In [1]:
#1.

# Min-Max scaling is a data normalization technique used in data preprocessing.
# It rescales the data to a specified range, typically between 0 and 1 or -1 and 1.
# It is achieved by subtracting the minimum value and dividing by the range of the data.

# Formula can be given as:
# (value - min_value)/(max_value - min_value)

# where,
# value = value which is to be normalized
# min_value = minimum value of the feature
# max_value = maximum value of the feature

# For example, consider a dataset with features such as age (ranging from 20 to 60) and income (ranging from 20,000 to 100,000).
# By applying Min-Max scaling, both features can be transformed to a common range (e.g., 0 to 1).
# This scaling ensures that features with larger numeric ranges do not dominate the learning process.
# Consequently, the scaled data can improve the performance of machine learning algorithms that are sensitive to the scale of the input data.

In [2]:
#2.

# The Unit Vector technique, or vector normalization, is a feature scaling method that scales data to have a unit norm or length of 1.
# It involves dividing each data point by the Euclidean norm of the feature vector.
# This ensures all vectors have the same scale and direction.
# Unlike Min-Max scaling, which transforms data to a specific range, Unit Vector scaling emphasizes the relative importance of each feature rather than the absolute values.

# For example, in a dataset with features like age, income, and education level.
# Unit Vector scaling would normalize each feature vector to a unit length, making them comparable in terms of their direction and magnitude.

In [3]:
#3.

# Principal Component Analysis, is a dimensionality reduction technique used to transform high-dimensional data into a lower-dimensional space while retaining the most important information.
# It identifies the principal components, which are new orthogonal axes that capture the maximum variance in the data.
# These components are ordered by their significance, and the lower-dimensional representation can be achieved by selecting the top components.

# For example, given a dataset with multiple correlated features such as age, income, and education level.
# PCA can be used to extract the most influential components that explain the majority of the variance in the data, reducing the dimensionality while preserving the most informative aspects.

In [4]:
#4.

# PCA plays a significant role in feature extraction.
# It can be used as a feature extraction technique to transform high-dimensional data into a lower-dimensional representation by identifying the most important features.
# By selecting the top principal components, which capture the maximum variance in the data, PCA effectively extracts the most informative features from the original dataset.
# This reduced feature set can then be used for various tasks such as classification or clustering.

# For example, in face recognition, PCA can extract key facial features from images, representing them with a lower-dimensional set of principal components.
# Principal components which can be used for subsequent analysis or classification tasks.

In [5]:
#5.

# To preprocess the data for building a recommendation system, Min-Max scaling can be used on the features of price, rating, and delivery time.
# By applying Min-Max scaling, each feature's values will be transformed to a common range, typically between 0 and 1.
# This ensures that all features are on the same scale, preventing one feature from dominating the others.
# It allows for fair comparisons and enables the recommendation system to consider the relative importance of each feature when making recommendations.

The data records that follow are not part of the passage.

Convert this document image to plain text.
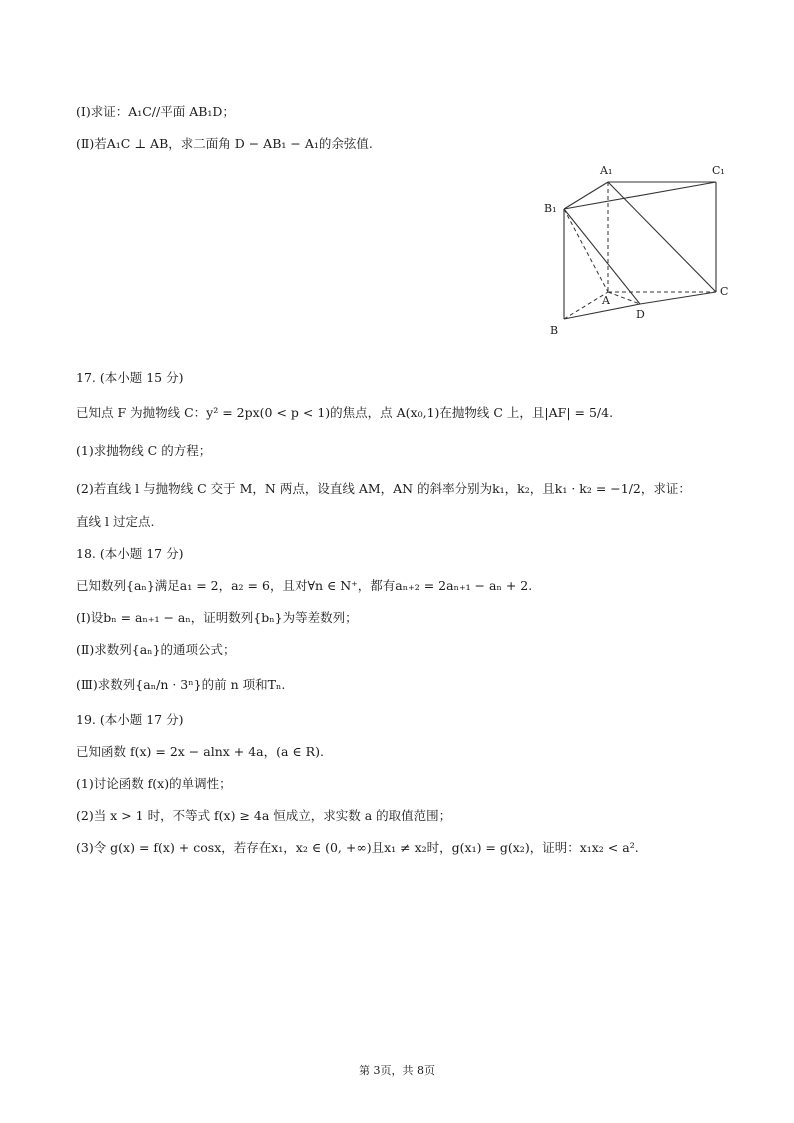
(Ⅰ)求证：A₁C//平面 AB₁D；
(Ⅱ)若A₁C ⊥ AB，求二面角 D − AB₁ − A₁的余弦值.
A₁	C₁
B₁
A
B
C
D
17. (本小题 15 分)
已知点 F 为抛物线 C：y² = 2px(0 < p < 1)的焦点，点 A(x₀,1)在抛物线 C 上，且|AF| = 5/4.
(1)求抛物线 C 的方程；
(2)若直线 l 与抛物线 C 交于 M，N 两点，设直线 AM，AN 的斜率分别为k₁，k₂，且k₁ · k₂ = −1/2，求证：
直线 l 过定点.
18. (本小题 17 分)
已知数列{aₙ}满足a₁ = 2，a₂ = 6，且对∀n ∈ N⁺，都有aₙ₊₂ = 2aₙ₊₁ − aₙ + 2.
(Ⅰ)设bₙ = aₙ₊₁ − aₙ，证明数列{bₙ}为等差数列；
(Ⅱ)求数列{aₙ}的通项公式；
(Ⅲ)求数列{aₙ/n · 3ⁿ}的前 n 项和Tₙ.
19. (本小题 17 分)
已知函数 f(x) = 2x − alnx + 4a，(a ∈ R).
(1)讨论函数 f(x)的单调性；
(2)当 x > 1 时，不等式 f(x) ≥ 4a 恒成立，求实数 a 的取值范围；
(3)令 g(x) = f(x) + cosx，若存在x₁，x₂ ∈ (0, +∞)且x₁ ≠ x₂时，g(x₁) = g(x₂)，证明：x₁x₂ < a².
第 3页，共 8页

# For example, a high price would not outweigh other important factors like rating and delivery time, resulting in a more balanced and effective recommendation system.

In [6]:
#6.

# To reduce the dimensionality of the dataset for predicting stock prices, PCA can be applied.
# Then, PCA is used to extract the most significant components that capture the maximum variance in the data.
# By selecting a lower number of principal components, the dimensionality is reduced while retaining the most informative aspects of the data.
# This helps in reducing noise and redundancy, improving computational efficiency, and mitigating the curse of dimensionality.
# It ultimately aiding in building a more efficient and accurate stock price prediction model.

In [7]:
#7.

from sklearn.preprocessing import MinMaxScaler

data = [[1], [5], [10], [15], [20]]

min_max = MinMaxScaler(feature_range = (-1, 1))
min_max.fit_transform(data)

array([[-1.        ],
       [-0.57894737],
       [-0.05263158],
       [ 0.47368421],
       [ 1.        ]])

In [8]:
#8.

# Perform PCA on the dataset with features [height, weight, age, gender, blood pressure].
# Calculate the explained variance ratio for each principal component.
# Choose the number of principal components that collectively explain a significant portion of the variance, such as 90% or 95%.
# This ensures a balance between dimensionality reduction and information retention.
# The specific number of principal components to retain depends on the desired level of information retention and the trade-off between dimensionality reduction and predictive accuracy.
# It is important to consider the specific requirements and constraints of the project when deciding on the number of principal components to retain.